As the province returns to indoor dining, restaurants are dealing with a quick restart.
“We’ll probably add back close to the full 300 we laid off a year ago,” said Matt Macneil, with the Victoria Pub Company.
After weeks of severe economic impact, the scramble to hire staff is on. But many want to make sure the reopen is done safely.
“There is a sexual violence pandemic in Canada, and no corner of our society or community is immune to it,” said Stacey Forrester, co-founder of Good Night Out Vancouver, a non-profit society that deals with sexual harassment & assault in hospitality, music, arts & nightlife.
But while no place is immune to sexual violence, there are places it happens more often.
According to Statistics Canada, restaurants and bars are one of the top places where sexual assaults happen.
“Any industry that relies on tips creates an uneven power dynamic, and power dynamics are at the core of all types of violence,” said Forrester.
“People feel like the customer is always right, or they have to extend their boundaries in order to get that money especially at a time when jobs are scarce, and people may have only just survived the layoffs.”
Forrester says the risk of sexual violence in bars and restaurants is further compounded by alcohol and a labour force that’s typically gendered (mainly women).
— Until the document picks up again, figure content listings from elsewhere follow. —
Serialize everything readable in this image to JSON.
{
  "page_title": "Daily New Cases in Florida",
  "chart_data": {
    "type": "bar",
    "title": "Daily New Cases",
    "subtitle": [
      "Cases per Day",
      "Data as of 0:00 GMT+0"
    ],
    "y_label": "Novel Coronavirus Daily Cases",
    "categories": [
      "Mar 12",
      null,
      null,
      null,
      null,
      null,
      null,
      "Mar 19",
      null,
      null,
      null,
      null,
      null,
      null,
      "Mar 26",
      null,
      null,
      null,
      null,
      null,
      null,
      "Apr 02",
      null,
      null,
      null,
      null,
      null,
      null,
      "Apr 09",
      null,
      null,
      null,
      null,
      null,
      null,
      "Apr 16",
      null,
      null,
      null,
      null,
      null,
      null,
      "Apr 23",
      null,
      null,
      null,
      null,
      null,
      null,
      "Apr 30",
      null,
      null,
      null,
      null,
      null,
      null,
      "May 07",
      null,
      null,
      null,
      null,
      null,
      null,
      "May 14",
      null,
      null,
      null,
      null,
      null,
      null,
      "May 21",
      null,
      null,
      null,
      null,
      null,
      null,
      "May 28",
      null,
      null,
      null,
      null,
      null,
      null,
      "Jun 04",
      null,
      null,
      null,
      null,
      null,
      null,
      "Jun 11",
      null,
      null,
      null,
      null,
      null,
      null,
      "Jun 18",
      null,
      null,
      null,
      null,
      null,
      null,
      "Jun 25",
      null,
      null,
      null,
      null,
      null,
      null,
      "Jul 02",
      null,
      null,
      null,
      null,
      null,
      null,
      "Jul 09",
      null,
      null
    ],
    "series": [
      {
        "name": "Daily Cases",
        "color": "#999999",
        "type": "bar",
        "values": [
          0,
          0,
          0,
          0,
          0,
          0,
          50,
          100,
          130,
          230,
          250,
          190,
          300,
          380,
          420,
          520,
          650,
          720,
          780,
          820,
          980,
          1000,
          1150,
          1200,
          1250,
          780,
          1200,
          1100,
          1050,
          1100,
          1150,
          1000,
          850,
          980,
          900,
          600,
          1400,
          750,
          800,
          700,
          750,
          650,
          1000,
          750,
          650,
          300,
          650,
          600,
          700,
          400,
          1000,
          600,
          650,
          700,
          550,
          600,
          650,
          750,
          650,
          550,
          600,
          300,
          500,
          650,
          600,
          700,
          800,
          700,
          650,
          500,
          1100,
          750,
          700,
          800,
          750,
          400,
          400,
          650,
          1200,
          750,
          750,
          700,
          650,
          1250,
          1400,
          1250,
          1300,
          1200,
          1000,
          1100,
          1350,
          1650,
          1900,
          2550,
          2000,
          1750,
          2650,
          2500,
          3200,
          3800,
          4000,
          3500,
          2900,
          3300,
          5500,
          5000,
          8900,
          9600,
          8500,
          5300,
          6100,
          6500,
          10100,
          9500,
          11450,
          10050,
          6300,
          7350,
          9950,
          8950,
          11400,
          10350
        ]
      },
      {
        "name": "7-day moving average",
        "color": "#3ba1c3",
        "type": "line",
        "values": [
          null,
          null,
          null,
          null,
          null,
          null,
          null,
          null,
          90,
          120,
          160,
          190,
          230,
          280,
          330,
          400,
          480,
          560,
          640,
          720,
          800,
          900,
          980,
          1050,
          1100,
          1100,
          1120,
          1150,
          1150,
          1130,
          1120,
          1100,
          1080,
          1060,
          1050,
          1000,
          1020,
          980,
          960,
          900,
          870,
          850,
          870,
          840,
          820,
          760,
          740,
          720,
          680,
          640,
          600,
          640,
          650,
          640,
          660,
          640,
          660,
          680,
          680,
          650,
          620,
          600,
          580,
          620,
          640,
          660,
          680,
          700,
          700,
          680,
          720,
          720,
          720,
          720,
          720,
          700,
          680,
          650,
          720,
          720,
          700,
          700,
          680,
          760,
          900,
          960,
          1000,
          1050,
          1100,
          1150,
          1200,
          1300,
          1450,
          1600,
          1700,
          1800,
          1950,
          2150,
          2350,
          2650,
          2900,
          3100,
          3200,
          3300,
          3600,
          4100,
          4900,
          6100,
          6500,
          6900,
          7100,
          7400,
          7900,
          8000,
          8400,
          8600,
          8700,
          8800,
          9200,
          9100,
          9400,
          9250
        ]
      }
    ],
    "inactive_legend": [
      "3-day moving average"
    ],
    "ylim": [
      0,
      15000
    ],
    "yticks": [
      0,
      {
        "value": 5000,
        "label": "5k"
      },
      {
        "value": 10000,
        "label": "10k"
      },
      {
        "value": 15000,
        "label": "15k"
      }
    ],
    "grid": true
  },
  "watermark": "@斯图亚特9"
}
And here on Vancouver Island, the industry has faced a reckoning over numerous allegations of sexual violence, coming to light through the anonymous Survivor Stories Project Instagram page.
“I had slipped in the shower, and I fell to the ground after I hit my head on the counter. And the guy had forced himself on me while I was on the ground,” a 22-year-old sexual assault survivor anonymously told CHEK News in February detailing her experience with a former employee of Chuck’s Burger Bar.
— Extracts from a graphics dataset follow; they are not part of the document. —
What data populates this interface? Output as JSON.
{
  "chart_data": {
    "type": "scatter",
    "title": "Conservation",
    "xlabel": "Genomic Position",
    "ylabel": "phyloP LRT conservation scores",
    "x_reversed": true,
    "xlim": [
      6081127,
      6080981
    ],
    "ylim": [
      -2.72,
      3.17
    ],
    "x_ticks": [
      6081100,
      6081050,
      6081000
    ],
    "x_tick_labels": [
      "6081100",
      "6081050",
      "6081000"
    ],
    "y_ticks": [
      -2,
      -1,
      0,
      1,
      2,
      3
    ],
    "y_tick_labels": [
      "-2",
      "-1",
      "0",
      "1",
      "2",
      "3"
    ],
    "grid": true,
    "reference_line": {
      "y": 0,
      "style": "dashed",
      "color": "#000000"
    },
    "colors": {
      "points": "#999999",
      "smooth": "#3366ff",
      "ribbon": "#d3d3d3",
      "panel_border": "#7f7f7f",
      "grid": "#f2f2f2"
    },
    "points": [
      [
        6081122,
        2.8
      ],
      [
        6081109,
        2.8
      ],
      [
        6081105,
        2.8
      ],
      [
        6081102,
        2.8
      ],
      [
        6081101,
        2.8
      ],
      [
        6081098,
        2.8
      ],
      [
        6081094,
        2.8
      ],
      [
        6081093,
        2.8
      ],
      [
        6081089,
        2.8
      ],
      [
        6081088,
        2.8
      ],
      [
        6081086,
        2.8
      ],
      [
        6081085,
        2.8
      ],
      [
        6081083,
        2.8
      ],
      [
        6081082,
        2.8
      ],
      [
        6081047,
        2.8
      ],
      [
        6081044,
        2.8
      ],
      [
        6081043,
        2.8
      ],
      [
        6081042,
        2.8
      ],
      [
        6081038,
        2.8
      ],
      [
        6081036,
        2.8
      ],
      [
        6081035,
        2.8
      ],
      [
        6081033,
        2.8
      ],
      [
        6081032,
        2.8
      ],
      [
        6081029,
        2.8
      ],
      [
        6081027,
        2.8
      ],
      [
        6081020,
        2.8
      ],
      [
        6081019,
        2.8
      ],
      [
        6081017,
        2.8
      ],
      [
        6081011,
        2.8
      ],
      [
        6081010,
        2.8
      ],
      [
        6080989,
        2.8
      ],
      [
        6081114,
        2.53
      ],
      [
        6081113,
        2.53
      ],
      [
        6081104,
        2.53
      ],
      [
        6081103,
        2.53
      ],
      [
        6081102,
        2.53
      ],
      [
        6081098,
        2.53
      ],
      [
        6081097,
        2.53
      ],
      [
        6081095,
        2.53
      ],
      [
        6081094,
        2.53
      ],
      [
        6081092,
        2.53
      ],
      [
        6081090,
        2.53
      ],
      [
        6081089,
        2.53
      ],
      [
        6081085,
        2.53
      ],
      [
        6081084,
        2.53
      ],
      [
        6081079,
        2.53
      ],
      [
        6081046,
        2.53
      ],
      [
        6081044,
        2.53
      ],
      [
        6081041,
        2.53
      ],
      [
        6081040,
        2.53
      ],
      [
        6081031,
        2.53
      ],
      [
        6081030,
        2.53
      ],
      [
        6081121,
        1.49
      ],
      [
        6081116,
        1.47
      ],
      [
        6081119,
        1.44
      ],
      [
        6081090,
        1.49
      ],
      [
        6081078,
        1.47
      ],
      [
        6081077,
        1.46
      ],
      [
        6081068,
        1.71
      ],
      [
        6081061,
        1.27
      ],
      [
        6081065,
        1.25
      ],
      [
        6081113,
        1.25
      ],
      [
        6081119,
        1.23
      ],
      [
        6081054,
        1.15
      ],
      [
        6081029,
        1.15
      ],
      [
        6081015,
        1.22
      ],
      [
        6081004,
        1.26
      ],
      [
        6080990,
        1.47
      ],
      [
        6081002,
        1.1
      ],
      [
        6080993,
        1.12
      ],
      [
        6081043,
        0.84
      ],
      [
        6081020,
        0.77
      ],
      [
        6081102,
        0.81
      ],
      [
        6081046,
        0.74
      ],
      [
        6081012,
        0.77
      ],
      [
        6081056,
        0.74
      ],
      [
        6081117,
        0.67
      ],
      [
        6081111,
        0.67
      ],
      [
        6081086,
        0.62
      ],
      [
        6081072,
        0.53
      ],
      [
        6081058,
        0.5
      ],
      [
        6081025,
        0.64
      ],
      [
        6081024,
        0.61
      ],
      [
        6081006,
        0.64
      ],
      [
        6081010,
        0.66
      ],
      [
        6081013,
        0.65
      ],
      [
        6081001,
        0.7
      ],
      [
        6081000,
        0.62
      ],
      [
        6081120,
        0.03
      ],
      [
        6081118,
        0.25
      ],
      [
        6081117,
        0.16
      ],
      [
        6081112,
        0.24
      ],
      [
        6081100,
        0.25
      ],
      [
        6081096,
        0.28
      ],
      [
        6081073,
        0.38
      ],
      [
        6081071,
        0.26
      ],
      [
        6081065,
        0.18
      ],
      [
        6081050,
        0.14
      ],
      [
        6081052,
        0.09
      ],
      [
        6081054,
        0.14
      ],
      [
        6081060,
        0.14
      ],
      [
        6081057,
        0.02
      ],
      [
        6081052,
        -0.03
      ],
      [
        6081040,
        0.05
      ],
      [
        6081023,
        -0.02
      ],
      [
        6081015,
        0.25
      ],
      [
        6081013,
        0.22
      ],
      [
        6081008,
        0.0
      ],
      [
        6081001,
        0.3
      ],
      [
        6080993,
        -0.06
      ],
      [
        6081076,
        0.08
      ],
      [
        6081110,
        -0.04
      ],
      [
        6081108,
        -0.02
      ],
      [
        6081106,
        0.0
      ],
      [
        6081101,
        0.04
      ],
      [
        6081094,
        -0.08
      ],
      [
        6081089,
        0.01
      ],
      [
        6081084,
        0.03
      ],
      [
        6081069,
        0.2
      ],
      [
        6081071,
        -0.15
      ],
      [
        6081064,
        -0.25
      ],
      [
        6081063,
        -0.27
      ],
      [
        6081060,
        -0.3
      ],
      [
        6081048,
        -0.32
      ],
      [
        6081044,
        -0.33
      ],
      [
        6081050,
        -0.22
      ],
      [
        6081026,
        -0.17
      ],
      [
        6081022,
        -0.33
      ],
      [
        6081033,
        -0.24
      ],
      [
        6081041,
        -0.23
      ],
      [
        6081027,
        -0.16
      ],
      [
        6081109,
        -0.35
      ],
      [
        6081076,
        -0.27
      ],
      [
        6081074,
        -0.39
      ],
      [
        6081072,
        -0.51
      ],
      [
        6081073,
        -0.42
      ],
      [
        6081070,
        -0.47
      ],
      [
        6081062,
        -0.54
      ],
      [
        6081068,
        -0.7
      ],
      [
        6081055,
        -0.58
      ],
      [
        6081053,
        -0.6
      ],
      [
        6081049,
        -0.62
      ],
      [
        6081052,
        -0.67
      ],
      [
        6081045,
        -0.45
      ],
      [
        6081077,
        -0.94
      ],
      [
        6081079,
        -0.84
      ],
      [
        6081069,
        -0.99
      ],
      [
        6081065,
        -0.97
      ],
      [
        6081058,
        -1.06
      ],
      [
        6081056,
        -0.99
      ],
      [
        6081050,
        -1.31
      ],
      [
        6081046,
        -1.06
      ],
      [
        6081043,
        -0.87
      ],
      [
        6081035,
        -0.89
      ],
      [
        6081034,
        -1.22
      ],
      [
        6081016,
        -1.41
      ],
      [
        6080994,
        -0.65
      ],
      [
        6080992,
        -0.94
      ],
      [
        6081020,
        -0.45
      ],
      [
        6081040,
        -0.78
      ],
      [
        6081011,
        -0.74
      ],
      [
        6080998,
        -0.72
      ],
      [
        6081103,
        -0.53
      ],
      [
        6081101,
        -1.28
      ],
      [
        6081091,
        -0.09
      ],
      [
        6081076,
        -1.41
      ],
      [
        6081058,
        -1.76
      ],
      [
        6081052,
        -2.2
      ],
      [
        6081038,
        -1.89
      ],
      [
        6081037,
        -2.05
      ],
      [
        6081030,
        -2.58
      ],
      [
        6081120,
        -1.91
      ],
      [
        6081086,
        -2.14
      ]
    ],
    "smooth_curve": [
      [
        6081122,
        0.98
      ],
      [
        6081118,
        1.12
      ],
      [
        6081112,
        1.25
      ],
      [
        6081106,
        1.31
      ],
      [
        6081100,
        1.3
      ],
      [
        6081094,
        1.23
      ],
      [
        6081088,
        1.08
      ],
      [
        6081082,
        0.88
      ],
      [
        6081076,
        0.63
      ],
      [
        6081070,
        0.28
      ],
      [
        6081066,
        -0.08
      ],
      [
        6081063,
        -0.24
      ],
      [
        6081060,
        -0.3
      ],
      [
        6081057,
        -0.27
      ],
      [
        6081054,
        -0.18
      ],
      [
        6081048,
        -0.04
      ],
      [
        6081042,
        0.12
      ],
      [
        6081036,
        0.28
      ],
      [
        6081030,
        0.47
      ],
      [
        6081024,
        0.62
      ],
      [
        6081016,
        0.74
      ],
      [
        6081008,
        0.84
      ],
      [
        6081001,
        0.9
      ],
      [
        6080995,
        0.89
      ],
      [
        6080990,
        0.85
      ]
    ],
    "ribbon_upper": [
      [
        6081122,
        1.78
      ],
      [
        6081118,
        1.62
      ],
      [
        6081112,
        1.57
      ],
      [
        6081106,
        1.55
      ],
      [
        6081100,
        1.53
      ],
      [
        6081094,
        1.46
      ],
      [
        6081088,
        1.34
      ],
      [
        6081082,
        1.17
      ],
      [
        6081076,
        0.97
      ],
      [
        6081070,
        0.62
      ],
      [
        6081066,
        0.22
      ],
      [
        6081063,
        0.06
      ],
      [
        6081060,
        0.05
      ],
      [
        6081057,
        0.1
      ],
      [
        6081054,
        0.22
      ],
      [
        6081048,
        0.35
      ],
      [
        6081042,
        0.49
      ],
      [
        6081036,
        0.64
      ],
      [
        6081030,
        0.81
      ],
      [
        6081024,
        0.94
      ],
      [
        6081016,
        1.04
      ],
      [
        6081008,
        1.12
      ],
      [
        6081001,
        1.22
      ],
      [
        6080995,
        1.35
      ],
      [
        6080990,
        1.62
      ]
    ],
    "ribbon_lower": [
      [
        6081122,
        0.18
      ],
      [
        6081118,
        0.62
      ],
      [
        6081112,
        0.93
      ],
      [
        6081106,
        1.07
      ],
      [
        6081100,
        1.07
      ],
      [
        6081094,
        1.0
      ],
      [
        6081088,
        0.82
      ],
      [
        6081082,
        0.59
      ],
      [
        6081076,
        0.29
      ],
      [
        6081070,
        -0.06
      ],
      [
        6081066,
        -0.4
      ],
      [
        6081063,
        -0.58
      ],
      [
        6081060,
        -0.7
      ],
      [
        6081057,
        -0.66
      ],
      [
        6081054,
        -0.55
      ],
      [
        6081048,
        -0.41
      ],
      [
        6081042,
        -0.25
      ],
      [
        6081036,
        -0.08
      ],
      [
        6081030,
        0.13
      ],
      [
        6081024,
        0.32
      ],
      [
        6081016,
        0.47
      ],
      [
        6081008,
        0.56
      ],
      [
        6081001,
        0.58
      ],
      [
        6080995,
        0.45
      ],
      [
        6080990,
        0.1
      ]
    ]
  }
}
In response to the wave of allegations, Good Night Out Vancouver is now offering any restaurant or bar on Vancouver Island free sexual violence workshops amid the restart.
“[Restaurants are] already in that safety mindset. Also, it’s a new fresh start, you want to give customers give every reason to come into your place,” said Forrester.
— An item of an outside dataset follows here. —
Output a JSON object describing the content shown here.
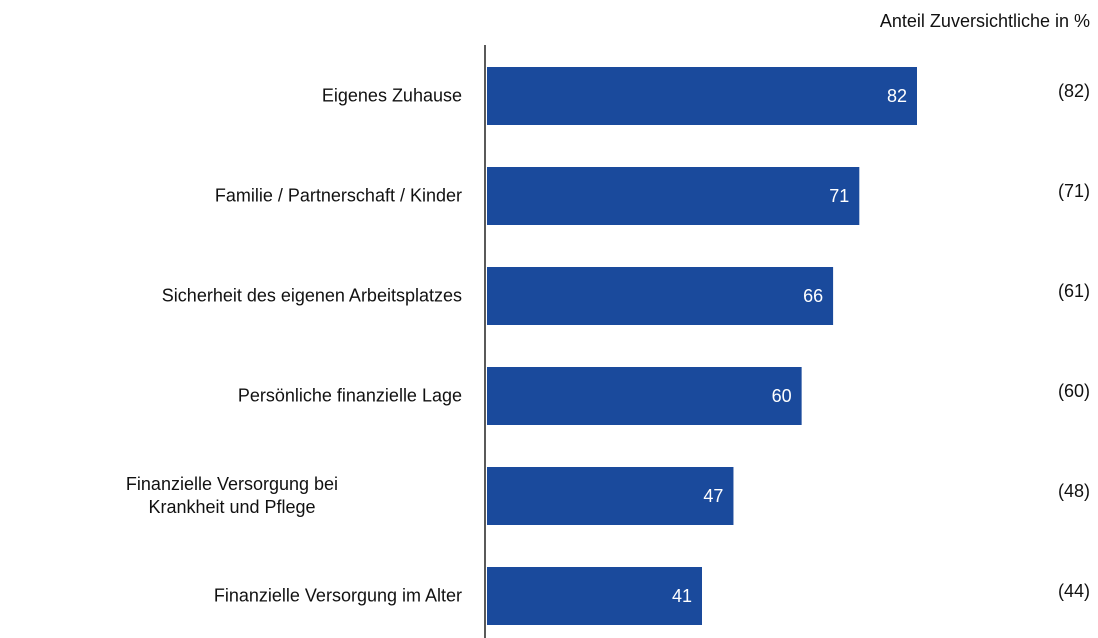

The free sexual violence training starts mid-June and runs until April 2022, to act as a bridge until Victoria’s City Council gets its program up and running.
The workshops will go over the prevalence of sexual violence in Canada and in the industry, terminology, risks for perpetuation, wrapping with tangible tools for everyone to use. From there, they offer check-ins and evaluations and can help restaurants build or revisit their policies.
But the workshops are optional, and Good Night Out Victoria would like to see this prioritized provincially.
“I do think that the only way to get across the board this industry to prioritize it, is to mandate sexual violence training,” said Forrester.
The BC Restaurant Association says they’re open to implementing sexual violence training if it’s rolled into what Workplace BC already requires of them.
“It has to be on the plate with other food, you can’t just serve this as a dish by itself,” said Ian Tostenson, President of the BC Restaurant Association.
“At least start with Worksafe…to put the issue of sexualized violence in the workplace on the table with other things like vaccinations, proper alcohol training. All of those different things are really important. If we bundle this toward a business, when the time is right, I think we’ll have some pretty good results.”
But WorkSafe BC says sexual violence is already included in their current requirements of employers.
“Under Worksafe BC all employers, workers, and supervisors must take reasonable steps to prevent, where possible, or otherwise minimize workplace bullying and harassment – this includes sexual harassment,” said WorkSafe BC in a statement to CHEK News.
“It is mandatory for all employers to have harassment prevention plans in place, which must address the potential for violence and harassment from persons other than workers, including customers and clients.”
And advocates say it’s time for the industry to make the change.
“I think we can make excuses ’till the cows come home about reasons why we can’t prioritize this, when at the end of the day the problem is only going to go away when the industry steps up,” said Forrester.
For now, Good Night Out Vancouver is hoping Vancouver Island’s restaurants will take them up on their offer, saying for now customers can vote with their dollar.
“With the industry opening back up. You have so much power. So start phoning places and ask ‘do you have sexualized violence training in place?'” said Forrester.